33 West St.
Annapolis, MD, 21401
Doors 7:00 PM / Show 8:00 PM
This event is 21 and over
The Atlanta-based folksinger/bandleader best known for his Top Ten hit "Lullaby", Shawn Mullins, has undergone a series of transformative experiences, leading to a second coming for the veteran artist. Mullins readily admits that several of the songs on his new album, My Stupid Heart, address his perceived relationship failures. In fact, many were written as he was falling out of his third marriage; in the title tune, he actually chides himself for being such a romantic. But it's also a bit of a joke, he says, because he firmly believes in following his heart — no matter where it leads.
That oh-so-fallible, yet essential part of our being is, it turns out, the guiding force behind just about every song on the album — the theme of which, he says, is summed up most succinctly by another song title: "It All Comes Down to Love."
In that respect, Mullins says, it's not all that different from most of his discography — which includes 1998's Soul's Core, the album that shot him to fame on the strength of its Grammy-nominated No. 1 hit, "Lullaby," and 2006's 9th Ward Pickin' Parlor, which contained his AAA/Americana No. 1, "Beautiful Wreck." (He also co-wrote the Zac Brown Band's No. 1 country tune, "Toes.") But in the years since his last release, 2010's Light You Up, Mullins has experienced more ups and downs on his romantic roller-coaster — a ride he's decided to step off for a while. He's also stayed busy co-parenting his son, Murphy, with his second wife.
Still, nothing inspires songwriters quite like a breakup, and Mullins confirms, "This record came out of all that; all the feelings, all the heartache."
He remembers sitting on his porch one afternoon, thinking, "I know this is all in my head, but it'd be a lot easier just to blame it on my heart.' And then I thought, Yeah, it's my stupid heart.'" Next thing he knew, lines like "my stupid heart it plays for keeps/through hoops of fire it bounds and leaps" just started tumbling out. In the studio, the song took on a classic vibe, with impeccable instrumentation and production that sounds as if George Martin supervised.
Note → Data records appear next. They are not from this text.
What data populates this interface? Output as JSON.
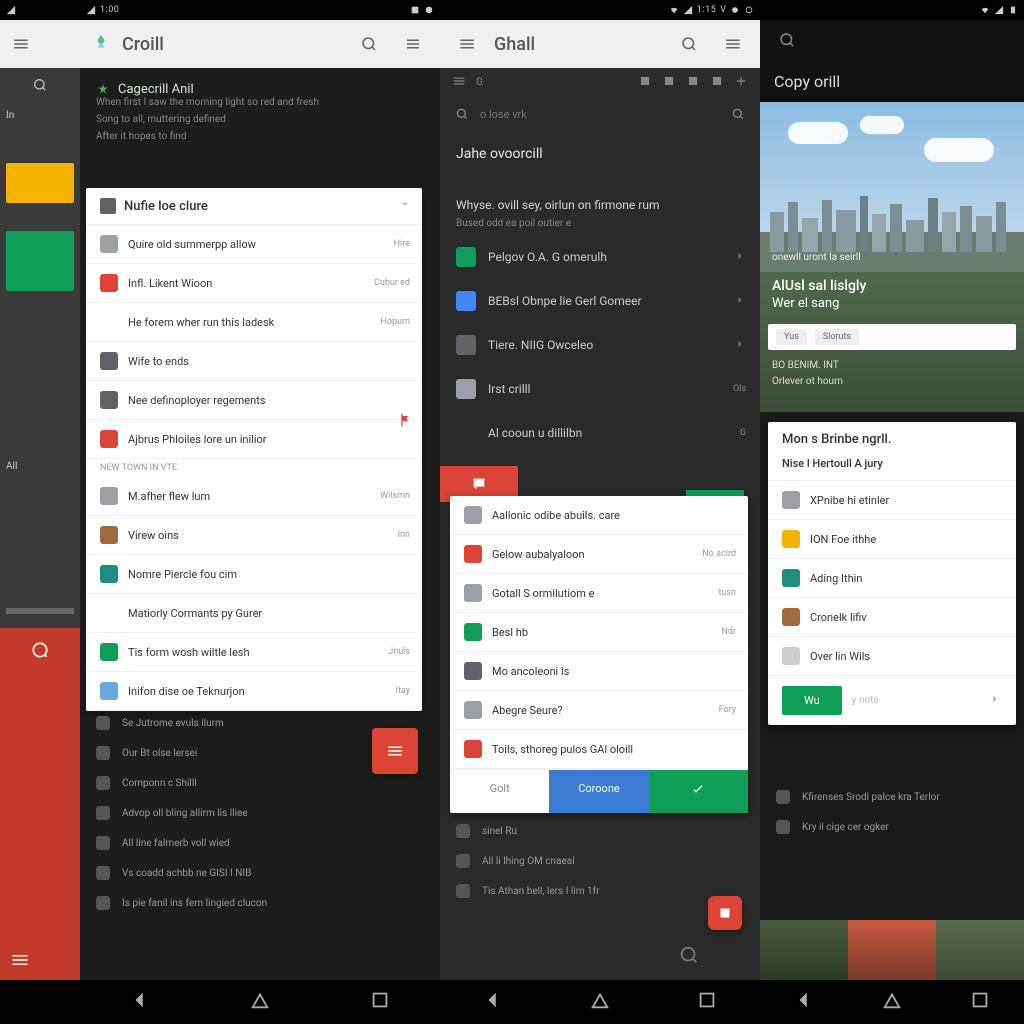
{
  "statusbar": {
    "time_left": "1:00",
    "time_right": "1:15",
    "carrier": "V"
  },
  "panel0": {
    "search_placeholder": "",
    "sidebar_items": [
      "In",
      "All"
    ]
  },
  "panel1": {
    "app_title": "Croill",
    "category_title": "Cagecrill Anil",
    "category_sub1": "When first I saw the morning light so red and fresh",
    "category_sub2": "Song to all, muttering defined",
    "category_sub3": "After it hopes to find",
    "card_header": "Nufie loe clure",
    "list": [
      {
        "label": "Quire old summerpp allow",
        "meta": "Hire",
        "color": "#9aa0a6"
      },
      {
        "label": "Infl. Likent Wioon",
        "meta": "Cubur ed",
        "color": "#db4437"
      },
      {
        "label": "He forem wher run this ladesk",
        "meta": "Hopum",
        "color": ""
      },
      {
        "label": "Wife to ends",
        "meta": "",
        "color": "#5f6368"
      },
      {
        "label": "Nee definoployer regements",
        "meta": "",
        "color": "#5f6368"
      },
      {
        "label": "Ajbrus Phloiles lore un inilior",
        "meta": "",
        "color": "#db4437"
      }
    ],
    "subheader1": "NEW TOWN IN VTE",
    "list2": [
      {
        "label": "M.afher flew lum",
        "meta": "Wilsmn",
        "color": "#9aa0a6"
      },
      {
        "label": "Virew oins",
        "meta": "Inn",
        "color": "#a06a3f"
      },
      {
        "label": "Nomre Piercle fou cim",
        "meta": "",
        "color": "#1e8e7e"
      },
      {
        "label": "Matiorly Cormants py Gurer",
        "meta": "",
        "color": ""
      },
      {
        "label": "Tis form wosh wiltle lesh",
        "meta": "Jnuls",
        "color": "#0f9d58"
      },
      {
        "label": "Inifon dise oe Teknurjon",
        "meta": "Itay",
        "color": "#6aa9e0"
      }
    ],
    "below": [
      "Se Jutrome evuls ilurm",
      "Our Bt olse lersei",
      "Componn c Shilll",
      "Advop oll bling allirm lis lliee",
      "All line falmerb voll wied",
      "Vs coadd achbb ne GISI I NIB",
      "Is pie fanil ins fern lingied clucon"
    ]
  },
  "panel2": {
    "app_title": "Ghall",
    "search_ph": "o lose vrk",
    "section1": "Jahe ovoorcill",
    "section1_body": "Whyse. ovill sey, oirlun on firmone rum",
    "section1_sub": "Bused odd ea poil outier e",
    "dlist": [
      {
        "label": "Pelgov O.A. G omerulh",
        "meta": "",
        "color": "#0f9d58"
      },
      {
        "label": "BEBsl Obnpe lie Gerl Gomeer",
        "meta": "",
        "color": "#4285f4"
      },
      {
        "label": "Tiere. NIIG Owceleo",
        "meta": "",
        "color": "#5f6368"
      },
      {
        "label": "Irst crilll",
        "meta": "Ols",
        "color": "#9aa0a6"
      },
      {
        "label": "Al cooun u dillilbn",
        "meta": "G",
        "color": ""
      }
    ],
    "card_header": "Aallonic odibe abuils. care",
    "clist": [
      {
        "label": "Gelow aubalyaloon",
        "meta": "No acird",
        "color": "#db4437"
      },
      {
        "label": "Gotall S ormilutiom e",
        "meta": "tusn",
        "color": "#9aa0a6"
      },
      {
        "label": "Besl hb",
        "meta": "Ndr",
        "color": "#0f9d58"
      },
      {
        "label": "Mo ancoleoni ls",
        "meta": "",
        "color": "#5f6368"
      },
      {
        "label": "Abegre Seure?",
        "meta": "Fory",
        "color": "#9aa0a6"
      },
      {
        "label": "Toils, sthoreg pulos GAl oloill",
        "meta": "",
        "color": "#db4437"
      }
    ],
    "actions": {
      "a": "Golt",
      "b": "Coroone",
      "c": ""
    },
    "below": [
      "sinel Ru",
      "All li lhing OM cnaeal",
      "Tis Athan bell, lers I lim 1fr"
    ]
  },
  "panel3": {
    "app_title": "Copy orill",
    "hero_sub": "onewll uront la seirll",
    "hero_title1": "AlUsl sal lislgly",
    "hero_title2": "Wer el sang",
    "badges": [
      "Yus",
      "Sloruts"
    ],
    "grey1": "BO BENIM. INT",
    "grey2": "Orlever ot hourn",
    "card_header": "Mon s Brinbe ngrll.",
    "card_sub": "Nise l Hertoull A jury",
    "plist": [
      {
        "label": "XPnibe hi etinler",
        "color": "#9aa0a6"
      },
      {
        "label": "ION Foe ithhe",
        "color": "#f5b400"
      },
      {
        "label": "Ading Ithin",
        "color": "#1e8e7e"
      },
      {
        "label": "Cronelk lifiv",
        "color": "#a06a3f"
      },
      {
        "label": "Over lin Wils",
        "color": "#ccc"
      }
    ],
    "cta": "Wu",
    "cta_side": "y note",
    "below": [
      "Kfirenses Srodl palce kra Terlor",
      "Kry il cige cer ogker"
    ]
  }
}
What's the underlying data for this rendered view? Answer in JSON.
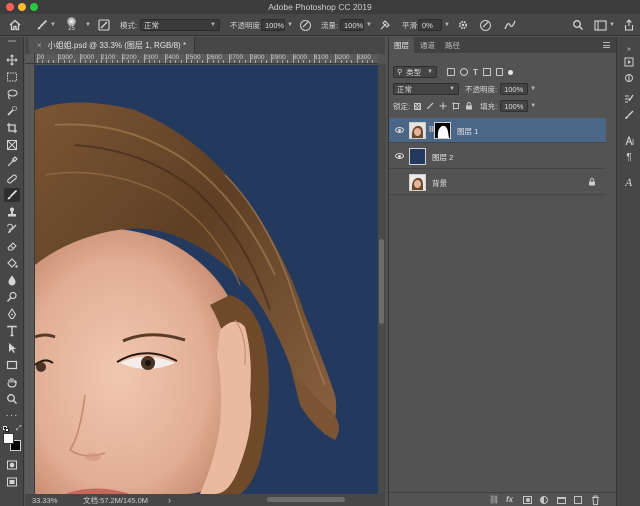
{
  "window": {
    "title": "Adobe Photoshop CC 2019",
    "traffic_colors": [
      "#ff5f57",
      "#febc2e",
      "#28c840"
    ]
  },
  "options_bar": {
    "brush_size": "25",
    "mode_label": "模式:",
    "mode_value": "正常",
    "opacity_label": "不透明度:",
    "opacity_value": "100%",
    "flow_label": "流量:",
    "flow_value": "100%",
    "smoothing_label": "平滑:",
    "smoothing_value": "0%"
  },
  "document_tab": {
    "label": "小姐姐.psd @ 33.3% (图层 1, RGB/8) *",
    "close": "×"
  },
  "ruler": {
    "ticks": [
      "00",
      "1900",
      "2000",
      "2100",
      "2200",
      "2300",
      "2400",
      "2500",
      "2600",
      "2700",
      "2800",
      "2900",
      "3000",
      "3100",
      "3200",
      "3300"
    ]
  },
  "canvas": {
    "background_color": "#23395e"
  },
  "status_bar": {
    "zoom": "33.33%",
    "doc_info": "文档:57.2M/145.0M",
    "arrow": "›"
  },
  "panel": {
    "tabs": [
      "图层",
      "通道",
      "路径"
    ],
    "active_tab": "图层",
    "filter_label": "类型",
    "blend_mode": "正常",
    "opacity_label": "不透明度:",
    "opacity_value": "100%",
    "lock_label": "锁定:",
    "fill_label": "填充:",
    "fill_value": "100%",
    "layers": [
      {
        "name": "图层 1",
        "selected": true,
        "visible": true
      },
      {
        "name": "图层 2",
        "selected": false,
        "visible": true
      },
      {
        "name": "背景",
        "selected": false,
        "visible": false
      }
    ],
    "bottom_icons": [
      "link-icon",
      "fx-icon",
      "mask-icon",
      "adjustment-icon",
      "group-icon",
      "new-layer-icon",
      "trash-icon"
    ],
    "fx_label": "fx"
  },
  "colors": {
    "selection_blue": "#4a6788",
    "hair_brown": "#6b4a2c",
    "skin": "#e6b59e"
  }
}
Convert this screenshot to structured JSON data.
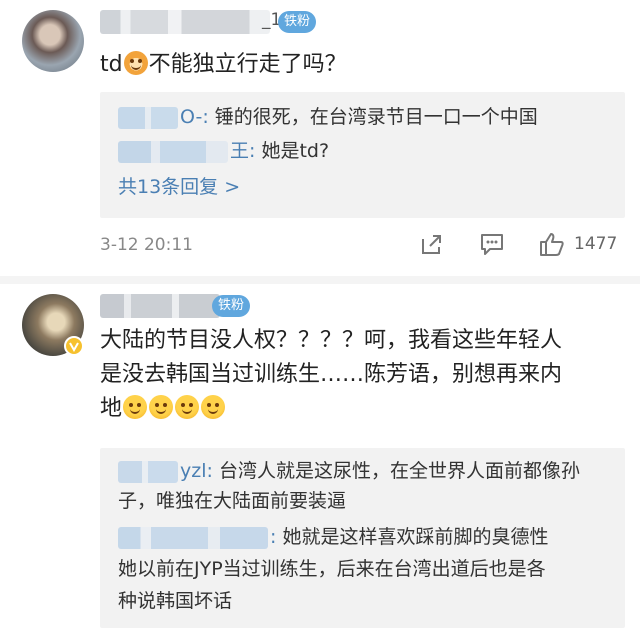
{
  "comments": [
    {
      "username_suffix": "_1",
      "badge": "铁粉",
      "text_prefix": "td",
      "text_suffix": "不能独立行走了吗？",
      "replies": [
        {
          "name_suffix": "O-:",
          "text": " 锤的很死，在台湾录节目一口一个中国"
        },
        {
          "name_suffix": "王:",
          "text": " 她是td?"
        }
      ],
      "more_replies": "共13条回复 >",
      "timestamp": "3-12 20:11",
      "likes": "1477"
    },
    {
      "badge": "铁粉",
      "text_line_1": "大陆的节目没人权？？？？呵，我看这些年轻人",
      "text_line_2": "是没去韩国当过训练生……陈芳语，别想再来内",
      "text_line_3": "地",
      "replies": [
        {
          "name_suffix": "yzl:",
          "text_1": " 台湾人就是这尿性，在全世界人面前都像孙",
          "text_2": "子，唯独在大陆面前要装逼"
        },
        {
          "name_suffix": ":",
          "text_1": " 她就是这样喜欢踩前脚的臭德性",
          "text_2": "她以前在JYP当过训练生，后来在台湾出道后也是各",
          "text_3": "种说韩国坏话"
        }
      ]
    }
  ],
  "icons": {
    "share": "share-icon",
    "comment": "comment-icon",
    "like": "thumbs-up-icon",
    "verified": "verified-v-icon",
    "emoji_dog": "dog-emoji-icon",
    "emoji_angry": "pouting-emoji-icon"
  },
  "colors": {
    "link_blue": "#4a7fb3",
    "badge_blue": "#60a7de",
    "reply_bg": "#f2f2f2",
    "verified_yellow": "#f6c12e"
  }
}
In other words, it's gorgeous. And it carries a momentum that shifts it away from feeling like a woe-is-me wallow in self-pity. Throughout the album, Mullins deftly balances songs of suffering — from the title tune and "Go and Fall," to the powerful, yet subtle social commentary of "Ferguson" (which contains no mention of guns or police officers) — with songs such as "Roll on By," co-written with Max Gomez, which strikes an upbeat note of hope.
There's humor, too. Sure, much of it is wrapped in sardonic cynicism; "It all Comes Down to Love" targets TV preachers, politicians, the NRA, Wall Street and street dealers, and "Pre-Apocalyptic Blues" hilariously lampoons the doom-mongers arming themselves against Armageddon. But the Levon Helm-influenced "Never Gonna Let Her Go" reveals the thrills of riding that afore-mentioned roller-coaster, and even the sigh of resignation that is "The Great Unknown" contains lines so striking, you can't help but smile at their brilliance and depth. (Example: "They got a mirror back behind the whiskey shelves/Where we don't dare look back at ourselves.")
Mullins majored in music education at North Georgia College, where he began performing in earnest and released his first album (cassette, actually) of originals. After graduating, he served in the U.S. Army Reserves at Fort Benning, Georgia, where he jumped out of a few airplanes before jumping full-time into music in 1992. Eventually, he formed his own label, and in 1998, he released Soul's Core. Steve Craig, a DJ at Atlanta's modern-rockish WNNX-FM, picked up on "Lullaby," spinning it on his "Locals Only" music show. He took it to program director Leslie Fram, who not only put it heavy rotation, but sent copies to a few dozen fellow PDs. Soon, Mullins was getting regular airplay on at least 15 stations. He went from modestly hoping sales might reach 20,000 units, far beyond his four-digit average, to moving 30,000 copies per week, on his way to platinum status.
Labels that had ignored his earlier efforts to get their attention suddenly clamored to sign him; at least 25 came knocking. Columbia won the bidding war; Mullins spent six years there before moving to Vanguard, which recently joined forces with Rounder/Sugar Hill under the Concord Music Group umbrella.
When Chuck Cannon heard "Lullaby" on a Nashville station, he actually did a U-turn and beelined toward a record store. Cannon, who co-wrote John Michael Montgomery's Academy of Country Music Song of the Year, "I Love the Way You Love Me," and several hits for Toby Keith, among other country stars, loved Mullins' work.
In addition to his collaborations for this album, Mullins spent some of his time since Light You Up writing with other Nashville hitmakers; he also contributed to the striking 2012 album, Mercyland: Songs for the Rest of Us. But he admits he's eager to hit the road again.